You know you are tapering when you start to notice small things — like a slight increase in weight; I know. I am paranoid. But I feel like I have put on 5 lbs already. And, my appetite has increased exponentially. I am being cautious, though. I was reading this:
Trap: Craving Carbs
Symptoms: The urge to stuff yourself with high-carbohydrate foods to ensure a vast supply of energy for the marathon.
Cause: “During those last three weeks, marathoners tend to think only carbs, carbs, carbs,” says Vince Rucci, head of the Vertical Runner Marathon Training Group in Hudson, Ohio.
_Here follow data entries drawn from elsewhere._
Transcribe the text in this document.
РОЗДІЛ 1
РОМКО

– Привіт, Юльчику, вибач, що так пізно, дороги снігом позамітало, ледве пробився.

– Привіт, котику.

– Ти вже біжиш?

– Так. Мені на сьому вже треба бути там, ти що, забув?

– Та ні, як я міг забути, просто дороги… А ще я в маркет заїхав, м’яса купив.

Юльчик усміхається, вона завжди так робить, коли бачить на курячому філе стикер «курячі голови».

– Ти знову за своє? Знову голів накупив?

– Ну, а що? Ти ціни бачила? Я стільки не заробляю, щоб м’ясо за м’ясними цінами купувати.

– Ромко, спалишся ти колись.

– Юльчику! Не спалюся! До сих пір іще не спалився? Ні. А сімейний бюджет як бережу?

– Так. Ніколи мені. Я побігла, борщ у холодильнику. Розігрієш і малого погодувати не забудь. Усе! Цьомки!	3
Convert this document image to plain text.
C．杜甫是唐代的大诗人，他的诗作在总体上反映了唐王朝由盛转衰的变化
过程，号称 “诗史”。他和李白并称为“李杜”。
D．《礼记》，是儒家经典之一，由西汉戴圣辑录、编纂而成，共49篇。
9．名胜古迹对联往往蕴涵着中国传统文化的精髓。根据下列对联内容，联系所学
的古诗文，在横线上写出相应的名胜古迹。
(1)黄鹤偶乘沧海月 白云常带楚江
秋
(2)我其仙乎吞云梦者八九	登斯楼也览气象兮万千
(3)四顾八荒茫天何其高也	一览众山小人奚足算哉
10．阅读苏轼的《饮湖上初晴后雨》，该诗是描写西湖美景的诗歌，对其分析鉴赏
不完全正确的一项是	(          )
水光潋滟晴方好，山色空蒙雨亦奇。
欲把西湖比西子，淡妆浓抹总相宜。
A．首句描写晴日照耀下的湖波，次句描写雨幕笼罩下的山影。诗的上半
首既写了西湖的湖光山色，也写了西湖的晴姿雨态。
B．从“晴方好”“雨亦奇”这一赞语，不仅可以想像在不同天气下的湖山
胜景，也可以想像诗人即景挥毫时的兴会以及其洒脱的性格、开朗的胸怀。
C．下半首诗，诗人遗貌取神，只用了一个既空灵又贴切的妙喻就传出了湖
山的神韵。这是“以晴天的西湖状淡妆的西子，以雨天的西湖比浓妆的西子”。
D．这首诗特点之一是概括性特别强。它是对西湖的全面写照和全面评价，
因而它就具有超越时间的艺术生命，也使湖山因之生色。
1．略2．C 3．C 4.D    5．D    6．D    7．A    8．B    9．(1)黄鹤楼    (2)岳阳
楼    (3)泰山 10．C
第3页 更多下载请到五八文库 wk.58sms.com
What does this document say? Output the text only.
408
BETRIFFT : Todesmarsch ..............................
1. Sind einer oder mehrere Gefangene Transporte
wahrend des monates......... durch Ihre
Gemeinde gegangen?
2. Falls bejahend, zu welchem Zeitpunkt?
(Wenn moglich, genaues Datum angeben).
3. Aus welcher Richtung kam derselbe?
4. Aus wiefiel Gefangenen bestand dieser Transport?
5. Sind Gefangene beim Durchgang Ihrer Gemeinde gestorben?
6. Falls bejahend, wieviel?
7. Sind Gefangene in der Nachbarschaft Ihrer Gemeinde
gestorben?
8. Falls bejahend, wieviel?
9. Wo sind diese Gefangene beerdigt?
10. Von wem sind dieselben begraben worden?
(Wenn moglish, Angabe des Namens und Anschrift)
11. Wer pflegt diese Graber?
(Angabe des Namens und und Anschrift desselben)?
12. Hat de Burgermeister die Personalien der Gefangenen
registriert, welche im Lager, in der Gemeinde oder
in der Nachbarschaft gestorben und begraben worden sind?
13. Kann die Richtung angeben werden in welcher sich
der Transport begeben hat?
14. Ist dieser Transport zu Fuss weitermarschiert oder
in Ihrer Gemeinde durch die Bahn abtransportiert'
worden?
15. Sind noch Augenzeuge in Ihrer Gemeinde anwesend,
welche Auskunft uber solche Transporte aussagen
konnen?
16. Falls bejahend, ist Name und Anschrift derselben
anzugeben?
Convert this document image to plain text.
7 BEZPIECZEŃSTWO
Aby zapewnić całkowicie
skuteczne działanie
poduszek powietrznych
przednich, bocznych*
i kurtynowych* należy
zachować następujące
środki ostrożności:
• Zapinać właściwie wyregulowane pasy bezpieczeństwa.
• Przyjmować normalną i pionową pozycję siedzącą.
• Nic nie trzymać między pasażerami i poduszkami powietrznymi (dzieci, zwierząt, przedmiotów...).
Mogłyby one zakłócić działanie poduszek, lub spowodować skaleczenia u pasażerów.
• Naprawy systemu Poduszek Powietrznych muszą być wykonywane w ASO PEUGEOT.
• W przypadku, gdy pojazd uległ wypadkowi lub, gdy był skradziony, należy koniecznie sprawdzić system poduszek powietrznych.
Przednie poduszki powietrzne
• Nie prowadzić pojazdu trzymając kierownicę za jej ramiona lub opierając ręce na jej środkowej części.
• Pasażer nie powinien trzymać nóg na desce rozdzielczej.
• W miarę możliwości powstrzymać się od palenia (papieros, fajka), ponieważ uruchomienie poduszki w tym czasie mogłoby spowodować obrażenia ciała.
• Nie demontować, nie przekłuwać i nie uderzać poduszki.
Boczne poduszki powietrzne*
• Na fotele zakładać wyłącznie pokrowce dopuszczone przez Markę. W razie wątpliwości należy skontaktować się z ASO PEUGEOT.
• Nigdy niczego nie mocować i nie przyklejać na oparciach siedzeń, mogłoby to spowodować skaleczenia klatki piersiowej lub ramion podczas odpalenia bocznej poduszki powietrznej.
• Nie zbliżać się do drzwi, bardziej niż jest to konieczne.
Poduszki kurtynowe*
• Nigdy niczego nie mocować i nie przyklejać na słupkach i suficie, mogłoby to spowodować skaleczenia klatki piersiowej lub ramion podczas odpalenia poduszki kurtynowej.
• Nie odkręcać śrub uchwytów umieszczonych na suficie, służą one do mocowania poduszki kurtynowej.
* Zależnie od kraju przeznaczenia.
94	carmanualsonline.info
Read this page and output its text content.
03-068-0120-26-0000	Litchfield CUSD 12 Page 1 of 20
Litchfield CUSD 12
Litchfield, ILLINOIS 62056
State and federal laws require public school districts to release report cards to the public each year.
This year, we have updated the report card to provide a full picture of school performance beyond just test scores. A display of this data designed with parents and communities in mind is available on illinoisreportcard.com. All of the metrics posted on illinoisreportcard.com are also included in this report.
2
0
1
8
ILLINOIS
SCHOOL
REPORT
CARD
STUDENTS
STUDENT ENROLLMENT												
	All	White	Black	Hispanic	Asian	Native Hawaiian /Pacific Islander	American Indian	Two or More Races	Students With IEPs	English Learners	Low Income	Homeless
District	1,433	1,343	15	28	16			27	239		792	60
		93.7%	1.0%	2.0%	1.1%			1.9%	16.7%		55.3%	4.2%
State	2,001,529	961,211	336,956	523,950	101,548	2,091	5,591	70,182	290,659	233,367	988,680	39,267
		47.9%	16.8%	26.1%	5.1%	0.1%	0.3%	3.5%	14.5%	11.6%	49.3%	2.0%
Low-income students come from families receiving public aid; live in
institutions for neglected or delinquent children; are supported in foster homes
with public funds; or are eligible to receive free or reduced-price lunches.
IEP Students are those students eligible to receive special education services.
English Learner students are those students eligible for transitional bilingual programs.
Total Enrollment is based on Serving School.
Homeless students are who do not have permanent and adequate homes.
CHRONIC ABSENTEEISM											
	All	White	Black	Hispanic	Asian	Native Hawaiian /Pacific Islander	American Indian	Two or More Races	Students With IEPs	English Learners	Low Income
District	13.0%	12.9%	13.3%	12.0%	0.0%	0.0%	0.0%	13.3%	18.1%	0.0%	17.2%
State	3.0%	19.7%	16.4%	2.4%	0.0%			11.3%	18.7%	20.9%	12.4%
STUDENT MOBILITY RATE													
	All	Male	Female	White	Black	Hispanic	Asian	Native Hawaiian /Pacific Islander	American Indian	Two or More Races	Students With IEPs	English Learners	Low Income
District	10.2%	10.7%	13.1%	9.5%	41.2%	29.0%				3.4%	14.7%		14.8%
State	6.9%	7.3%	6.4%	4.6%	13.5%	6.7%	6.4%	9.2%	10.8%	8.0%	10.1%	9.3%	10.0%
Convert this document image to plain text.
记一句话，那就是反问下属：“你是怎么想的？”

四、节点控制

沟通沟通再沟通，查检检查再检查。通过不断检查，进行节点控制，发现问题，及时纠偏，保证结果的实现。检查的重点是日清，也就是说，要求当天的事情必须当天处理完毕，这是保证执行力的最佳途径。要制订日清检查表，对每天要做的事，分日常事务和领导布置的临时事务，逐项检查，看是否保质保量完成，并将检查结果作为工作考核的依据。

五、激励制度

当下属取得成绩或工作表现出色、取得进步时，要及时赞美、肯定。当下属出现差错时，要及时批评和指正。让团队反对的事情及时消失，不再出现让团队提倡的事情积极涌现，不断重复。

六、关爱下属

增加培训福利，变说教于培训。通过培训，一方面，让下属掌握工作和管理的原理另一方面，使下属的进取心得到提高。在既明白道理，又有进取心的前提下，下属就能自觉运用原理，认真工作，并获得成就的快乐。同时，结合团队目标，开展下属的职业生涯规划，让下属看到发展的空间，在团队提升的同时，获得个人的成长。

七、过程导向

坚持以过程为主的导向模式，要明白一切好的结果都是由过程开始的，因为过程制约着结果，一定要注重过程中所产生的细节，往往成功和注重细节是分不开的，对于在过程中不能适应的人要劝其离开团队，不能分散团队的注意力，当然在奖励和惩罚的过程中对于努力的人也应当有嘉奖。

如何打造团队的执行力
But shoveling down the carbs, particularly at the expense of other important nutrients like protein, will make you feel bloated and will accelerate–and inflate–the normal water-weight gain associated with a taper
Solution: During your taper, slightly modify the carbohydrate-based diet you’ve maintained throughout your marathon training. “Simply emphasize the carbs already in your diet,” says Nancy Clark, R.D., a sports nutritionist in Boston. “For example, instead of having chicken with rice, have rice with chicken.” Clark recommends taking in 55 to 65 percent of your calories from carbohydrates, 10 to 15 percent from protein, and 20 to 30 percent from fat. Ensure the proteins are low in fat, such as chicken, fish, lean meats, beans, and legumes.